What I think the issue is: Based on the flow of the architecture that I was given. It seems like what the issue may be is that the configuration to the Atlassian endpoint might be broken. Either due to a changed permission or maybe the configuration is no longer correctly set up.
Steps I would take to validate the issue:
Understanding the Problem
Go into their glean console and see what they mean when they say that things are stale.
“Hi, can you describe to me what’s going wrong?”
And if they want to, what they think is going on.
“Hi, can you show me the steps you took to see the stale data?”
Write out the steps (for future reference)
Customer opened up ....
Screen doesn’t appear to be showing....
“What should be appearing?
If you log out of Glean and back in does the issue resolve itself?
Every time you use Glean it needs your SSO and so if a bad cookie was cached that might have made it so that things weren’t updating
Keep note of this to use when you query your logs to see if this timeline matches up. Or to be able to be used as a filter.
How many people is this affecting?
Does much does it impact their ability to do their job?
How important is this customer?
If we need to escalate here is a script:
Hi, we have this major problem here where a lot of customers/a high profile customer is not able to perform work because they’re getting stale Glean data. I’ve made a ticket with all of the information I’ve gathered so far and I will continue to try and troubleshoot and update the ticket but while I’m doing that it would be helpful if we can work together or in parallel to help solve this issue quickly.
Reproducing the problem with a test dummy Confluence doc
Have them create a Confluence doc so you can validate different flows within Glean (their user permission)
Create a confluence doc titled “Test file to see Stale Atlassian Data - user permission”
Check with Engineering to see if anything was changed recently (db or product wise) using the date that you found
Ask in Slack
Look at Github commits
Create a Ticket
Let the customer know what you have done so far
Communicating the Problem:
Classify the Problem:
Issue with the Config/secrets:
Immediate remediation - go in and fix it asap
Create a ticket
this is so we can track if issues like this keep happening
If it does: maybe we need to update our documentation or fix a flow in the code so that there can’t be this human error
Let the customer know you have fixed it
Ask the to try again and see if the data is still stale
Issue with Glean:
triage the severity of this issue:
how important is the customer
how many customers will be affected
how much will this impact the customer/can most of glean’s functionality still there
Let engineering know. Submit a ticket.
If it’s a bigger issue figure out who to reach out to who can email all of our customers and let them know that there’s this issue but we’re working to fix it.
Let the Customer know the fix and how long it might take
Fixing the Problem:
If the security teams thinks that the issue is exploitable it’ll be fixed and rolled out immediately (within a day)
Any relevant critical severity issues found in Github vulnerabilities scans or container registry scans are fixed within 1 week from when it was first detected.
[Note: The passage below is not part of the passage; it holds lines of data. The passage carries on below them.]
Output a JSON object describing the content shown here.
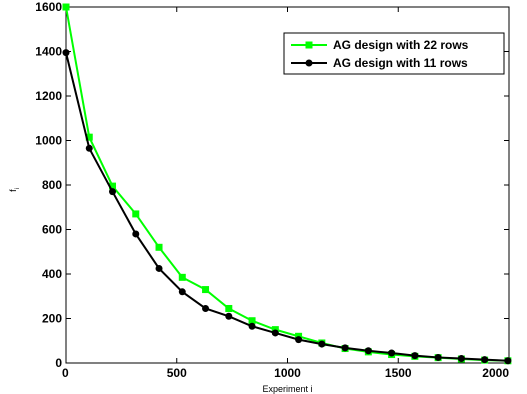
{
  "chart_data": {
    "type": "line",
    "title": "",
    "xlabel": "Experiment i",
    "ylabel": "f_i",
    "xlim": [
      0,
      2000
    ],
    "ylim": [
      0,
      1600
    ],
    "xticks": [
      0,
      500,
      1000,
      1500,
      2000
    ],
    "yticks": [
      0,
      200,
      400,
      600,
      800,
      1000,
      1200,
      1400,
      1600
    ],
    "grid": false,
    "legend_position": "top-right",
    "series": [
      {
        "name": "AG design with 22 rows",
        "color": "#00ff00",
        "marker": "square",
        "x": [
          0,
          105,
          210,
          315,
          420,
          525,
          630,
          735,
          840,
          945,
          1050,
          1155,
          1260,
          1365,
          1470,
          1575,
          1680,
          1785,
          1890,
          1995
        ],
        "y": [
          1600,
          1015,
          795,
          670,
          520,
          385,
          330,
          245,
          190,
          150,
          120,
          90,
          65,
          50,
          38,
          30,
          24,
          18,
          13,
          10
        ]
      },
      {
        "name": "AG design with 11 rows",
        "color": "#000000",
        "marker": "circle",
        "x": [
          0,
          105,
          210,
          315,
          420,
          525,
          630,
          735,
          840,
          945,
          1050,
          1155,
          1260,
          1365,
          1470,
          1575,
          1680,
          1785,
          1890,
          1995
        ],
        "y": [
          1395,
          965,
          770,
          580,
          425,
          320,
          245,
          210,
          165,
          135,
          105,
          85,
          68,
          55,
          45,
          33,
          25,
          20,
          15,
          10
        ]
      }
    ]
  }
}
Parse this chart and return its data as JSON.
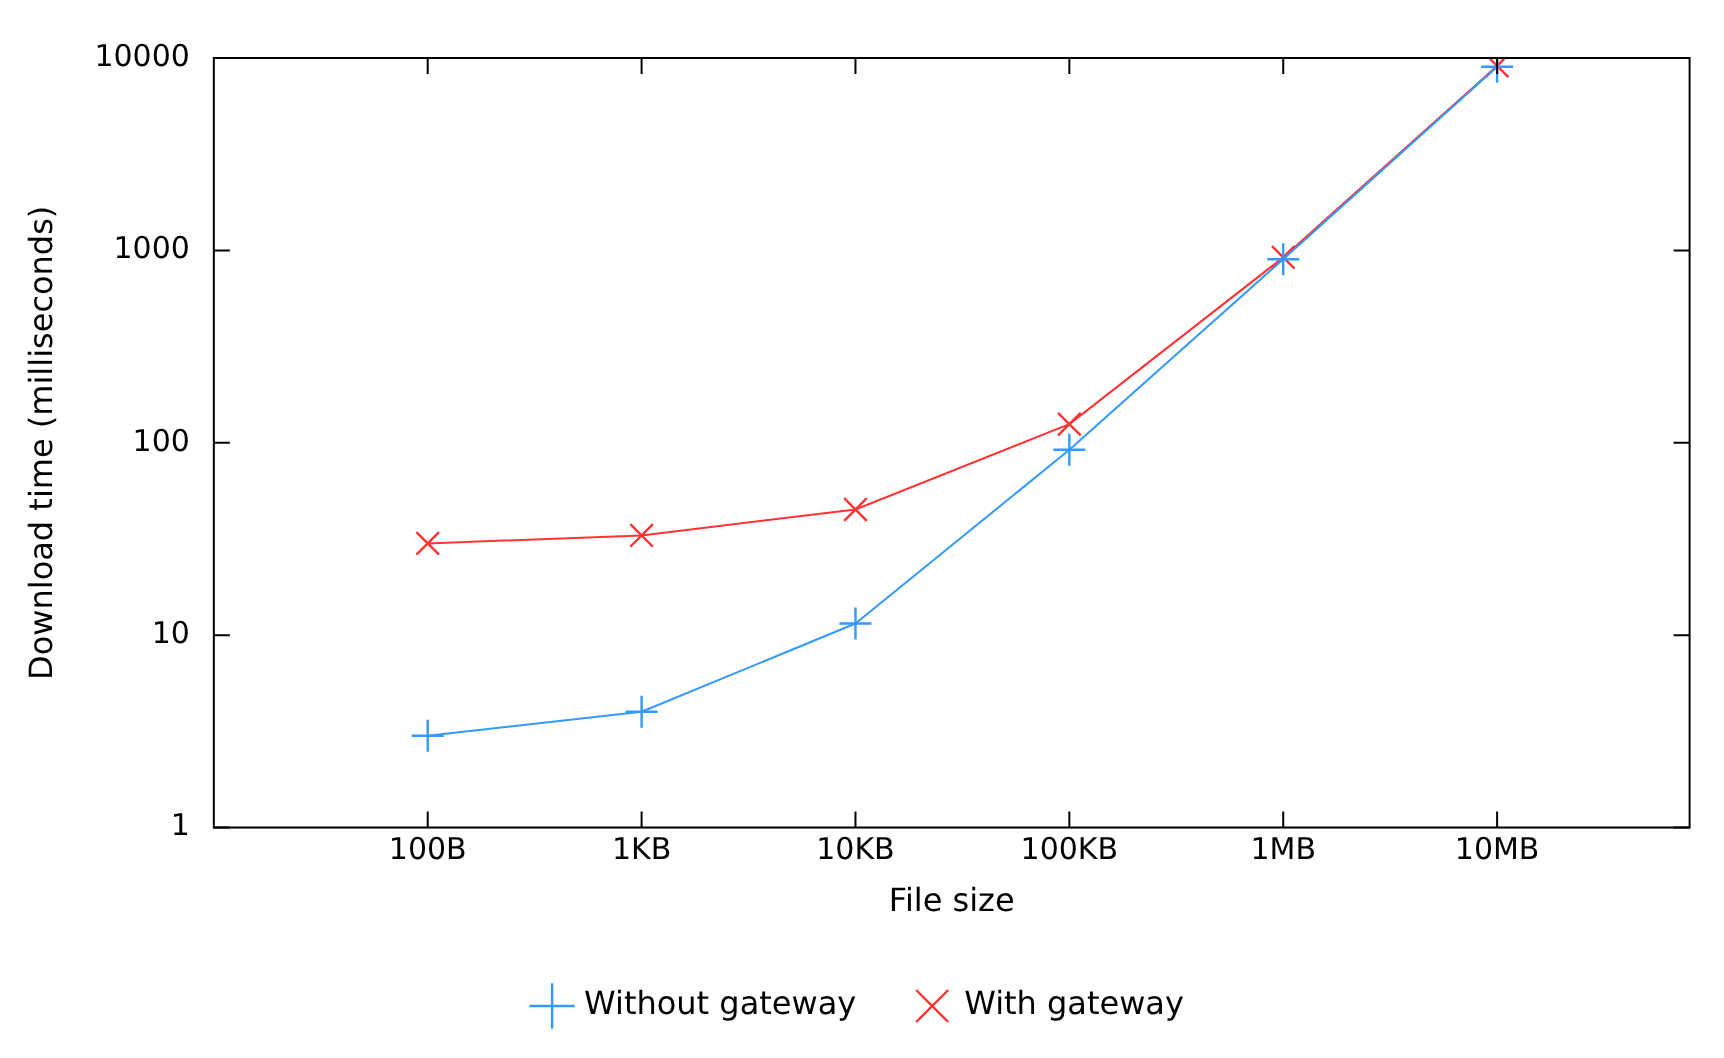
{
  "chart_data": {
    "type": "line",
    "xlabel": "File size",
    "ylabel": "Download time (milliseconds)",
    "categories": [
      "100B",
      "1KB",
      "10KB",
      "100KB",
      "1MB",
      "10MB"
    ],
    "series": [
      {
        "name": "Without gateway",
        "color": "#3399ff",
        "marker": "cross",
        "values": [
          3,
          4,
          11.5,
          92,
          900,
          9000
        ]
      },
      {
        "name": "With gateway",
        "color": "#ff3333",
        "marker": "x",
        "values": [
          30,
          33,
          45,
          125,
          920,
          9100
        ]
      }
    ],
    "log": "y",
    "ylim": [
      1,
      10000
    ],
    "yticks": [
      1,
      10,
      100,
      1000,
      10000
    ],
    "grid": false,
    "legend": "bottom"
  }
}
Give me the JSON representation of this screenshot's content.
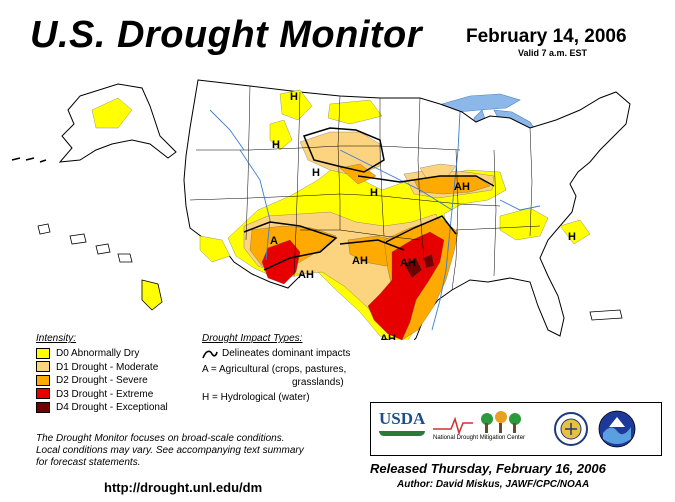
{
  "header": {
    "title": "U.S. Drought Monitor",
    "date": "February 14, 2006",
    "valid": "Valid 7 a.m. EST"
  },
  "colors": {
    "D0": "#ffff00",
    "D1": "#fcd37f",
    "D2": "#ffaa00",
    "D3": "#e60000",
    "D4": "#730000",
    "water": "#8bb8e8",
    "border": "#000000"
  },
  "legend": {
    "intensity_title": "Intensity:",
    "items": [
      {
        "code": "D0",
        "label": "D0 Abnormally Dry"
      },
      {
        "code": "D1",
        "label": "D1 Drought - Moderate"
      },
      {
        "code": "D2",
        "label": "D2 Drought - Severe"
      },
      {
        "code": "D3",
        "label": "D3 Drought - Extreme"
      },
      {
        "code": "D4",
        "label": "D4 Drought - Exceptional"
      }
    ]
  },
  "impacts": {
    "title": "Drought Impact Types:",
    "line_label": "Delineates dominant impacts",
    "a_label_1": "A = Agricultural (crops, pastures,",
    "a_label_2": "grasslands)",
    "h_label": "H = Hydrological (water)"
  },
  "map_labels": {
    "h1": "H",
    "h2": "H",
    "h3": "H",
    "h4": "H",
    "h5": "H",
    "ah1": "AH",
    "a1": "A",
    "ah2": "AH",
    "ah3": "AH",
    "ah4": "AH",
    "ah5": "AH"
  },
  "footnote": {
    "line1": "The Drought Monitor focuses on broad-scale conditions.",
    "line2": "Local conditions may vary.  See accompanying text summary",
    "line3": "for forecast statements."
  },
  "footer": {
    "url": "http://drought.unl.edu/dm",
    "released": "Released Thursday, February 16, 2006",
    "author": "Author:  David Miskus, JAWF/CPC/NOAA"
  },
  "logos": {
    "usda": "USDA",
    "ndmc": "National Drought Mitigation Center"
  }
}
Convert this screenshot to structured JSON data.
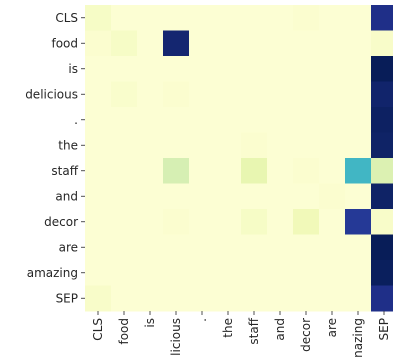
{
  "chart_data": {
    "type": "heatmap",
    "rows": [
      "CLS",
      "food",
      "is",
      "delicious",
      ".",
      "the",
      "staff",
      "and",
      "decor",
      "are",
      "amazing",
      "SEP"
    ],
    "cols": [
      "CLS",
      "food",
      "is",
      "delicious",
      ".",
      "the",
      "staff",
      "and",
      "decor",
      "are",
      "amazing",
      "SEP"
    ],
    "col_labels_visible": [
      "CLS",
      "food",
      "is",
      "licious",
      ".",
      "the",
      "staff",
      "and",
      "decor",
      "are",
      "nazing",
      "SEP"
    ],
    "values": [
      [
        0.06,
        0.02,
        0.02,
        0.02,
        0.02,
        0.02,
        0.02,
        0.02,
        0.03,
        0.02,
        0.02,
        0.9
      ],
      [
        0.03,
        0.06,
        0.02,
        0.95,
        0.02,
        0.02,
        0.02,
        0.02,
        0.02,
        0.02,
        0.02,
        0.05
      ],
      [
        0.02,
        0.02,
        0.02,
        0.02,
        0.02,
        0.02,
        0.02,
        0.02,
        0.02,
        0.02,
        0.02,
        1.0
      ],
      [
        0.02,
        0.04,
        0.02,
        0.03,
        0.02,
        0.02,
        0.02,
        0.02,
        0.02,
        0.02,
        0.02,
        0.96
      ],
      [
        0.02,
        0.02,
        0.02,
        0.02,
        0.02,
        0.02,
        0.02,
        0.02,
        0.02,
        0.02,
        0.02,
        0.98
      ],
      [
        0.02,
        0.02,
        0.02,
        0.02,
        0.02,
        0.02,
        0.03,
        0.02,
        0.02,
        0.02,
        0.02,
        0.97
      ],
      [
        0.02,
        0.02,
        0.02,
        0.2,
        0.02,
        0.02,
        0.14,
        0.02,
        0.03,
        0.02,
        0.5,
        0.18
      ],
      [
        0.02,
        0.02,
        0.02,
        0.02,
        0.02,
        0.02,
        0.02,
        0.02,
        0.02,
        0.03,
        0.02,
        0.97
      ],
      [
        0.02,
        0.02,
        0.02,
        0.03,
        0.02,
        0.02,
        0.06,
        0.02,
        0.1,
        0.02,
        0.86,
        0.05
      ],
      [
        0.02,
        0.02,
        0.02,
        0.02,
        0.02,
        0.02,
        0.02,
        0.02,
        0.02,
        0.02,
        0.02,
        1.0
      ],
      [
        0.02,
        0.02,
        0.02,
        0.02,
        0.02,
        0.02,
        0.02,
        0.02,
        0.02,
        0.02,
        0.02,
        0.99
      ],
      [
        0.05,
        0.02,
        0.02,
        0.02,
        0.02,
        0.02,
        0.02,
        0.02,
        0.02,
        0.02,
        0.02,
        0.9
      ]
    ],
    "colormap": "YlGnBu",
    "vmin": 0,
    "vmax": 1,
    "grid": false,
    "legend": "none"
  }
}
The detection is typically within a few hours for both Gihub and Google container registry.
If it’s an issue with the GCP assets scanner and elastic CVE’s it’ll be fixed within 5 weeks.
This is because the elastic cluster is only reachable from the private VPC
If this is too long for the user and the mistake is on our side, we can try to rollback to a previous version artifact so that they can use glean again
Next Steps after Resolution
Update test plan
If it is an issue on our side. Update our QA testing docs to include a check for the issue found.